Jair Bolsonaro (PSL) foi eleito presidente da República. O resultado foi confirmado às 19h deste domingo (28). A apuração ainda não foi finalizada, mas aponta para 55,7% de votos para Bolsonaro contra 44,3% para Fernando Haddad (PT).

Jair Bolsonaro (PSL), capitão do Exército na reserva, 63 anos, deputado desde 1991, conseguiu capitalizar a decepção e a raiva de uma população abalada por anos de recessão e estagnação, assim como cansada com os escândalos de corrupção. Bolsonaro é um grande defensor da ditadura (1964-85) e admirador declarado de um dos principais torturadores do regime.

Fernando Haddad (PT), professor e ex-prefeito de São Paulo, 55 anos, foi designado candidato do Partido dos Trabalhadores (PT) em substituição a seu líder histórico, o ex-presidente Luiz Inácio Lula da Silva (2003-2010), que cumpre desde abril uma pena de 12 anos prisão por corrupção e lavagem de dinheiro.

Jair Bolsonaro (PSL) é eleito – Foto: Arte: Folha de Pernambuco

No primeiro turno, em 7 de outubro, Bolsonaro recebeu 46% dos votos e Haddad 29%. As últimas pesquisas, divulgadas na noite de sábado (27), mostraram o candidato do Partido Social Liberal (PSL) com vantagem de oito a 10 pontos. Mesmo assim, Bolsonaro pediu a seus seguidores para não baixarem a guarda.

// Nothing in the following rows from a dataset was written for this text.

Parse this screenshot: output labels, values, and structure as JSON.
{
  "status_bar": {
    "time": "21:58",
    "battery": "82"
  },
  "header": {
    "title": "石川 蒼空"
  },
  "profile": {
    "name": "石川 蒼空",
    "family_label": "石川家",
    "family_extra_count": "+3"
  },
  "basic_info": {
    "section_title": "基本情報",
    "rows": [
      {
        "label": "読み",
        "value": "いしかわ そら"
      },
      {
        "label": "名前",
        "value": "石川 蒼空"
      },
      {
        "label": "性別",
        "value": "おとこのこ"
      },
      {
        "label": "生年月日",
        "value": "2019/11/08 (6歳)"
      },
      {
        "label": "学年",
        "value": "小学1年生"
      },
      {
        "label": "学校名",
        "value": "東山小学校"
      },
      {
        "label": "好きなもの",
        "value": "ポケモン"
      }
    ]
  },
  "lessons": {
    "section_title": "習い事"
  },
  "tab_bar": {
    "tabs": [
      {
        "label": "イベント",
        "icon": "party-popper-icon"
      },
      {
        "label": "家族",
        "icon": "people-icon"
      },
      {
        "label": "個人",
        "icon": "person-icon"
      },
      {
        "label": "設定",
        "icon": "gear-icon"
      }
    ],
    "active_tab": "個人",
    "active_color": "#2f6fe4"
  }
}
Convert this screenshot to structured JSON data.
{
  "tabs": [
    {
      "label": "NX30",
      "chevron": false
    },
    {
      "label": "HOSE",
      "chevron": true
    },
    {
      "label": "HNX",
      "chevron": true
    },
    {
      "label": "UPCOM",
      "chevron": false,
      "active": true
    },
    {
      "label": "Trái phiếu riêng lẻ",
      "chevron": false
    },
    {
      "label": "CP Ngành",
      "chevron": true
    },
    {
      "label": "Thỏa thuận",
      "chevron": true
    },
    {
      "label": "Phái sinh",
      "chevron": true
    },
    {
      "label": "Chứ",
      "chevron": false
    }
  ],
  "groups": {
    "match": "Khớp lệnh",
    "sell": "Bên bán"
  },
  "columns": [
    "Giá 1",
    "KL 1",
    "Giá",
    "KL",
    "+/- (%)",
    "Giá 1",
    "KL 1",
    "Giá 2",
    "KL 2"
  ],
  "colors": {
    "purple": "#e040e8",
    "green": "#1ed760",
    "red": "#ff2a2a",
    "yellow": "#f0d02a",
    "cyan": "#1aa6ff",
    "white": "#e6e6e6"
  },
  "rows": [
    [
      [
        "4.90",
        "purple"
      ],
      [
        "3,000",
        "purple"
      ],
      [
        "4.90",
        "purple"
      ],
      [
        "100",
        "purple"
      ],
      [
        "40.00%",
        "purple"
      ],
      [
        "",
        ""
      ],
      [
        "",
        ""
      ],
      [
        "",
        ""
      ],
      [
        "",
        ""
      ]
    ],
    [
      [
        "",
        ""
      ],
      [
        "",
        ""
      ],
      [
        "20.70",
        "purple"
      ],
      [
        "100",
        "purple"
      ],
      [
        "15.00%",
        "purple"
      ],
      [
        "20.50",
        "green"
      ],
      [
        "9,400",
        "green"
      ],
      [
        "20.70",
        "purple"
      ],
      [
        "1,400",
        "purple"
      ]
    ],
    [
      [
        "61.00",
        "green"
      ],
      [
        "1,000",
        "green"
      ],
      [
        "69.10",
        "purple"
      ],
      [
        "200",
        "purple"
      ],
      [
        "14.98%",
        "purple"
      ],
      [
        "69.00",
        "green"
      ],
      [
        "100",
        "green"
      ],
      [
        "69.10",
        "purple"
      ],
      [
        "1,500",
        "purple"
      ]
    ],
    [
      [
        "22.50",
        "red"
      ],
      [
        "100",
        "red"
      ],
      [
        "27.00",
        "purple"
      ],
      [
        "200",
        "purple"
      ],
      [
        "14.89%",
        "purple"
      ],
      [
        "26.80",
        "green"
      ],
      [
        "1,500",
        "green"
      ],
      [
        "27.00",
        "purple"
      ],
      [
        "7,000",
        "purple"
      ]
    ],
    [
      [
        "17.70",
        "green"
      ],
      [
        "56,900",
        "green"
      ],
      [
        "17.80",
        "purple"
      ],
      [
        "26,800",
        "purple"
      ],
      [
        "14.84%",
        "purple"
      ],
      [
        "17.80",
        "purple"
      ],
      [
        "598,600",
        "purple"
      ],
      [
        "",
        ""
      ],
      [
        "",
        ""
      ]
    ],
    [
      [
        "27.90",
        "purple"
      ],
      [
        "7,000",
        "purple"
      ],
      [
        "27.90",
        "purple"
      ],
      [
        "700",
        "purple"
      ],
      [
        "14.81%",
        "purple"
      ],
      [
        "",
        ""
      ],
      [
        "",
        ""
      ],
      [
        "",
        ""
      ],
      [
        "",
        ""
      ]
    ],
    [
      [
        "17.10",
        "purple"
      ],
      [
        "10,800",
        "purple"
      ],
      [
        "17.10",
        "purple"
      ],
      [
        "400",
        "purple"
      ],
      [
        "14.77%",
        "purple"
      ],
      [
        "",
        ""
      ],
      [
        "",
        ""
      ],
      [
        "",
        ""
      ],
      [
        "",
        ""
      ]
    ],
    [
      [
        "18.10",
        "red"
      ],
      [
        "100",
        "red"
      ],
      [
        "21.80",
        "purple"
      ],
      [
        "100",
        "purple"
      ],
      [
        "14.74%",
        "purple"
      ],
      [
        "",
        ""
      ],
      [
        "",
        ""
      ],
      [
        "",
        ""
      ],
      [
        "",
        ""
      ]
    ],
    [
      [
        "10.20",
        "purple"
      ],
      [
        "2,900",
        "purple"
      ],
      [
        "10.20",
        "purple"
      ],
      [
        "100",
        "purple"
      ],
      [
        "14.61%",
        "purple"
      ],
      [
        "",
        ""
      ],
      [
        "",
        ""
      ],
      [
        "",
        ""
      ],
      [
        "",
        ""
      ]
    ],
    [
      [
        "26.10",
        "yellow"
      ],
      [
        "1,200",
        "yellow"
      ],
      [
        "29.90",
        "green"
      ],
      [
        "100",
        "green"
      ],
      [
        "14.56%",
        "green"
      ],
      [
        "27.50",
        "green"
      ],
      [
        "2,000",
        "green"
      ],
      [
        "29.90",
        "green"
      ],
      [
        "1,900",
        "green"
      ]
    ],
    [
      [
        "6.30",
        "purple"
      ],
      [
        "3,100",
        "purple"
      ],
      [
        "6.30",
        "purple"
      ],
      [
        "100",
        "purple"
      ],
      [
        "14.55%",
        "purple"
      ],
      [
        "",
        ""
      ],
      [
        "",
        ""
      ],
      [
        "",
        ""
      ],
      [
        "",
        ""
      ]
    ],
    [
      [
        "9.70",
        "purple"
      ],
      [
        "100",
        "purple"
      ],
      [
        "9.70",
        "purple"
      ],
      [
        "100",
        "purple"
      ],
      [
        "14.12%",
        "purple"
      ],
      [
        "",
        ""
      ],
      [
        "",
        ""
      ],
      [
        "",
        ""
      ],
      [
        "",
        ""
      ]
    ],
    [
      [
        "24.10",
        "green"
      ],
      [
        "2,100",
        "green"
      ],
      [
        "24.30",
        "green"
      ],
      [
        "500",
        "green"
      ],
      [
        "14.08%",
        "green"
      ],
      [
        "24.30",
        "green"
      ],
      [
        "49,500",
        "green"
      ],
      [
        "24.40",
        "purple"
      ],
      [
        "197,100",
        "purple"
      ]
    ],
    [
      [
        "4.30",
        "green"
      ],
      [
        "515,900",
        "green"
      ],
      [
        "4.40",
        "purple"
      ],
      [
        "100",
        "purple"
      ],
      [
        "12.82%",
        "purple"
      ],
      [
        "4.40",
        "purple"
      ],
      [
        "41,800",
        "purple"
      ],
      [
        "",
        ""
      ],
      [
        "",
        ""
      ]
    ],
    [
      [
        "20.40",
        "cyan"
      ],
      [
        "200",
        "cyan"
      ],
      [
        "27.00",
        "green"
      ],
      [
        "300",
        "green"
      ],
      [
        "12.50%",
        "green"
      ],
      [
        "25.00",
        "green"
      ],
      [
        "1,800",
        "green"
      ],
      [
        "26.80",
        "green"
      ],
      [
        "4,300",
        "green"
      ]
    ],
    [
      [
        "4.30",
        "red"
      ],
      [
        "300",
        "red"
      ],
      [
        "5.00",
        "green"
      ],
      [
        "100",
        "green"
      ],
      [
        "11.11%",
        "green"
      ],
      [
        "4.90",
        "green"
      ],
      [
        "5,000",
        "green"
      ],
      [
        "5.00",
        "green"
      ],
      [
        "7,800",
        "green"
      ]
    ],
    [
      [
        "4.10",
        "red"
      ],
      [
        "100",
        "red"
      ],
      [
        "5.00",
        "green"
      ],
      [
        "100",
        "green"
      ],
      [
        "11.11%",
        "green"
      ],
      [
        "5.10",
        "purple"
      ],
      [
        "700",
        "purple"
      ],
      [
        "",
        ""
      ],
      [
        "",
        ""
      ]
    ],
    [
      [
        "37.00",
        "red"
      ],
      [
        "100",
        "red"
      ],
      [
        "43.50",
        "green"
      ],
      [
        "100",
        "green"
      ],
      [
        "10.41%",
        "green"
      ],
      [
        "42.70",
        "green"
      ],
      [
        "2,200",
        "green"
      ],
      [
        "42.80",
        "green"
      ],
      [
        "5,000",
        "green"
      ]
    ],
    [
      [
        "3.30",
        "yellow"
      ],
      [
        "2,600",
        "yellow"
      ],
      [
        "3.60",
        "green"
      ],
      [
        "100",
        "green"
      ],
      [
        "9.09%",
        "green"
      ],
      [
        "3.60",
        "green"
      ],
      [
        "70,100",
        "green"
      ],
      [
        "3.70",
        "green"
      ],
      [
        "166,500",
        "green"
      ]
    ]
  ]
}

Haddad encurtou a distância de seu adversário nos últimos dias (em meados de outubro Bolsonaro tinha 18 pontos de vantagem sobre ele), depois que o adversário ameaçou seus rivais de esquerda: “Ou vão pra fora ou vão para a cadeia. Esses marginais vermelhos serão banidos de nossa pátria”, disse.

Raiva
O crescimento de Haddad aconteceu com o apoio de milhões de brasileiros beneficiados pelas políticas de inclusão social de seu padrinho político. Mas esta identificação também trouxe consigo o seu índice de rejeição, já que, para outros milhões de eleitores, Lula e PT são sinônimos de esquemas financeiros turvos para permanecer no poder. É uma rejeição comparável apenas à do próprio Bolsonaro, que ao longo de seus 27 anos no Congresso ganhou conhecimento mais por suas declarações misóginas, racistas e homofóbicas.

O estado de saúde do candidato do PSL, esfaqueado no abdômen por um ex-filiado do PSOL no dia 6 de setembro, o privou de participar de atos públicos, apesar da ativa presença nas redes sociais, sua arma favorita, sem participar de nenhum debate com seu adversário. Bolsonaro fez campanha com propostas como liberar o porte de armas para combater a insegurança galopante ou travar uma guerra sem trégua contra a corrupção.

No começo do mês, uma pesquisa do Datafolha mostrou que 88% dos brasileiros se sentem inseguros no país; 79% trises com a situação do país; 78% desanimados; 68% com raiva, e 62% com medo do futuro.

Consolidada a vitória, o guru econômico de Bolsonaro, Paulo Guedes, tentará lançar um programa de privatizações para reduzir a dívida e reativar a economia, que vem de dois anos de recessão e mais dois de crescimento fraco.

O vencedor terá que governar com um Congresso com partidos debilitados pelos escândalos e dominado pelos lobbies conservadores do agronegócio, das igrejas evangélicas e dos defensores do porte de armas. O candidato eleito substituirá em 1º de janeiro de 2019 Michel Temer, o presidente mais impopular desde o retorno da democracia.